SIEM REAP, Cambodia — On a muggy afternoon in Cambodia's ancient Angkor complex, workers in hardhats hunch over the world's biggest jigsaw puzzle, painstakingly assembling sandstone blocks.
Walled-off from camera-toting tourists, they are finally close to completing an astonishing reconstruction of the fabled 11th century Baphuon Temple.
"This is not easy to plan like a construction project is," says architect Pascal Royere from the French School of Asian Studies, who is leading the rebuilding team.
Restorers dismantled Baphuon in the 1960s when it was falling apart, laying some 300,000 of its stone blocks in the grass and jungle around the site.
But before the French-led team of archaeologists could reassemble the 34-metre (112-foot) tall temple, the hardline communist Khmer Rouge swept to power in 1975.
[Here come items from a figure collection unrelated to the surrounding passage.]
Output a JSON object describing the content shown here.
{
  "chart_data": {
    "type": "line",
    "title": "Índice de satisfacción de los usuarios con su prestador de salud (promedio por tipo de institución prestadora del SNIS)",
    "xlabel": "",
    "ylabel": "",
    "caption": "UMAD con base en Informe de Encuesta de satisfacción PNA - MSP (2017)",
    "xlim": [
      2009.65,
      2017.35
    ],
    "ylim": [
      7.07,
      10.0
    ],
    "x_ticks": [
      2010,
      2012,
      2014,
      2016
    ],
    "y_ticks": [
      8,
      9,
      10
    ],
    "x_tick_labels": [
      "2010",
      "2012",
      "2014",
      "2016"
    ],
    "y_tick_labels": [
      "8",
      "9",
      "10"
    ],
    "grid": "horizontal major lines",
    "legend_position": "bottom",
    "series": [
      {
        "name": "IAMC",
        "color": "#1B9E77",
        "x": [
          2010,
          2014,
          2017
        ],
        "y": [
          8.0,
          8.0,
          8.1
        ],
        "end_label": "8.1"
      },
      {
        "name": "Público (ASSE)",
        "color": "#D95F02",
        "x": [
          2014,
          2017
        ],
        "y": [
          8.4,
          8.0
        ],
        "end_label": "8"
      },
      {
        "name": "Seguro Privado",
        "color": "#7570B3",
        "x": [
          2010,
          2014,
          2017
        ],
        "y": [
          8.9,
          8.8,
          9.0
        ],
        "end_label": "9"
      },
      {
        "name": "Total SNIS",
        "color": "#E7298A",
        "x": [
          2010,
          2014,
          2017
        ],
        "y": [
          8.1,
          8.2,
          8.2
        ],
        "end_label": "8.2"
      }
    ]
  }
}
Up to two million people died from overwork, starvation and torture as the regime tried to re-set Cambodia to "Year Zero" by eliminating reminders of its past -- including the records to put Baphuon back together.
"The archive of the numbering system (for scattered stones) was stolen and destroyed by the Khmer Rouge," Royere says.
"We had to face a kind of jigsaw puzzle without the picture how to rebuild it."
Chinese envoy Zhou Daguan, who visited the Khmer kingdom in 1226, described Baphuon as a "an exquisite site" with a bronze tower.
Baphuon was the largest monument in the Khmer empire when it was built under King Udayadityavarman II as a Hindu temple dedicated to the goddess Shiva.
In the kingdom which at one time spanned parts of modern-day Laos, Thailand, Vietnam, Myanmar and Malaysia, Baphuon's size was only eclipsed by the famed Angkor Wat temple.
"I believe that when the restoration of the temple is done, a lot of visitors will climb to see it," says Soeung Kong, deputy director general of the Apsara Authority, which oversees Cambodia's ancient temples.
"It is high, so they can have nice views of surrounding temples."
After the 1991 peace agreement to end Cambodia's civil war, French architect Jacques Dumarcay, who was in charge of Baphuon's restoration from 1964 to 1970, rushed back to the site and appointed Royere to do his old job.
Despite invaluable input from Dumarcay and others who worked on Baphuon in the 60s and 70s, reconstruction required measuring and weighing each block, as well as numerous drawings to figure out how each part fits.
When Royere began work on the project in 1993, grass and jungle had grown over most of Baphuon's blocks. He spent much of 1994 trying to figure out how to approach the complicated job.
"Each block has its own place. It can't be replaced by another one because there's no mortar between them and you will not find two blocks that have the same volume and the same dimensions."
It was first estimated Baphuon would be rebuilt by 2003 or 2004. Now Royere says it will take until the end of next year, but adds the hardest task -- stabilizing Baphuon so it doesn't collapse -- is now complete.
Recent work has focused on a 22-metre (72 foot) high pile of rubble which collapsed in 1971, covering a quarter of the monument.
"It was a kind of landslide mixed with blocks. In 2008 we started to dismantle it, taking care of each block and building a concrete retaining wall," Royere says.
"When you take one brick, you have to take care another doesn't collapse. It took double the time we thought."
Last year Cambodian King Norodom Sihamoni presided over a ceremony marking the restoration of a 70-metre (230-foot) long reclining Buddha statue along one of Baphuon's walls.
Now, Royere says, his project is entering its final stage, matching parts of intricate ornamentation altered in the 16th century when stones were shifted from the top of Baphuon to build the reclining Buddha.
"Now it's the most interesting," Royere says. "We have now the picture because we worked for a long time."